A question only real journalists can answer
"Why Does the Anna Faris/Chris Pratt Breakup Feel So Singularly Heartbreaking?" (Slate)
Firm grasp of the obvious
"Most Republicans trust the president more than they trust the media" (The Economist)
Amazon's covert manufacturing
Quartz does some investigating of "800 trademarks that Amazon has either been awarded or applied for through the U.S. Patent and Trademark Office" and identifies "19 brands that are owned by Amazon and sell products or have product pages on amazon.com."
Its main point: "Only one of the brands makes clear that it’s an Amazon product: Pinzon, a bedsheets and towel brand. The rest appear to consumers like any other company’s products on Amazon."
It's all about cutting out middlemen by producing one's own products, even if being a bit surreptitious about it all.
"Trump & Friends" was both down and up on Chicago this morning, chagrined with Mayor Rahm Emanuel suing the Justice Department over Jeff Sessions' plan to yanks funds from so-called sanctuary cities. But it liked a Chicago Council on Global Affairs poll that claims 62 percent of Americans support U.S. forces defending South Korea against threats from North Korea.
Polling self-servingly was in evidence at CNN, where its own poll shows that just 24 percent "trust what you hear from the White House," or what CNN, at least, quickly tags a "growing credibility crisis." Errol Louis underscored the country's polarization, with 83 percent of Republicans backing him even given their qualms about his modus operandi.
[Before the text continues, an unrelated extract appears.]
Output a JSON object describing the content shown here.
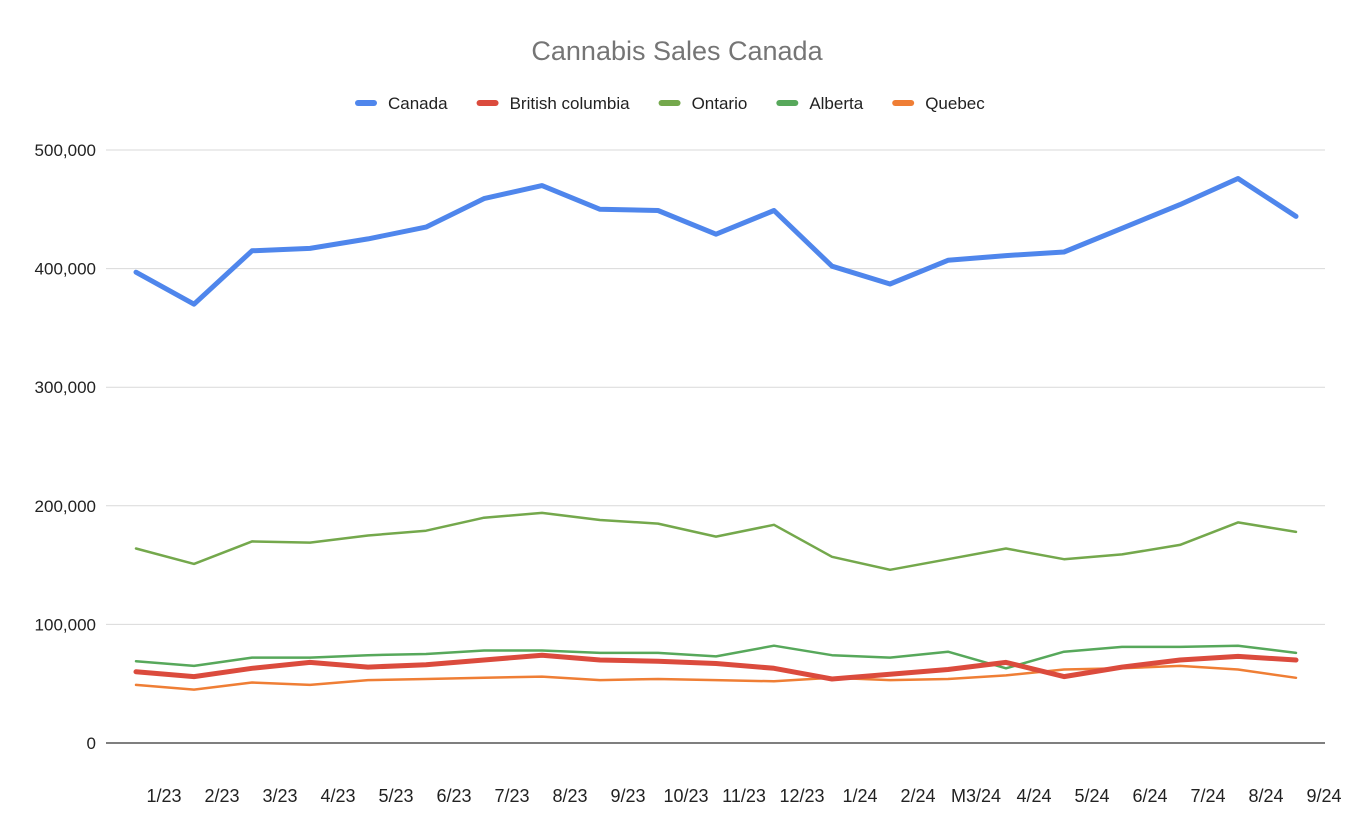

Brian Stelter and Bill Carter mulled Trump's tweeting and the show again relied heavily on newspapers, notably a New York Times disclosure on a draft government report about drastically rising temperatures.
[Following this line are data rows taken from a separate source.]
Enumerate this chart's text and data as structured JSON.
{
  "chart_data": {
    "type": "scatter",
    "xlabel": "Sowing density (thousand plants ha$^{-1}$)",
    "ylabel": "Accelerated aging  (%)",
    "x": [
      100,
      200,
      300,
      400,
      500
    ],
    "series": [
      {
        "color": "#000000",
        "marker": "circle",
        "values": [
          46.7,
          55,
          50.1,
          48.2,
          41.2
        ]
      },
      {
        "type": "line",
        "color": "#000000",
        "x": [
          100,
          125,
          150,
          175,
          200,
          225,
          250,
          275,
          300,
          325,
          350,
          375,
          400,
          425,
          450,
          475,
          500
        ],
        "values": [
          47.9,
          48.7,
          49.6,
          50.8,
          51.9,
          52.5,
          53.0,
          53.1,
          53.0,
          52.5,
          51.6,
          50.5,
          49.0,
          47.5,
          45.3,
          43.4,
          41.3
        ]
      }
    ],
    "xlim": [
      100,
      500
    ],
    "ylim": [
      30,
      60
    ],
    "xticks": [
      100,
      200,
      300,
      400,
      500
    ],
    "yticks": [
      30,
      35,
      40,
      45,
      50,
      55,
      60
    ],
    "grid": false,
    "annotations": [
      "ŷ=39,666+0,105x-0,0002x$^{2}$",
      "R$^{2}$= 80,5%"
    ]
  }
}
"Morning Joe" on MSNBC digested numbers that co-host Joe Scarborough deems "bad news for the president. "It even had a New Hampshire poll, given to it "exclusively," shows softness among pro-Trump Republicans and claiming that a hypothetical challenge from Ohio Gov. John Kasich today would result in Kasich beating either Trump or Mike Pence if the latter were the candidate.
But, as for what a general Democratic strategy should be, it's muddled beyond bashing Trump, as Scarborough and Democrat Harold Ford Jr. underscored once again. They did so without apparent tweets from the president, suggesting he was either in the Bedminster pro shop with an early tee time or had misplaced his phone.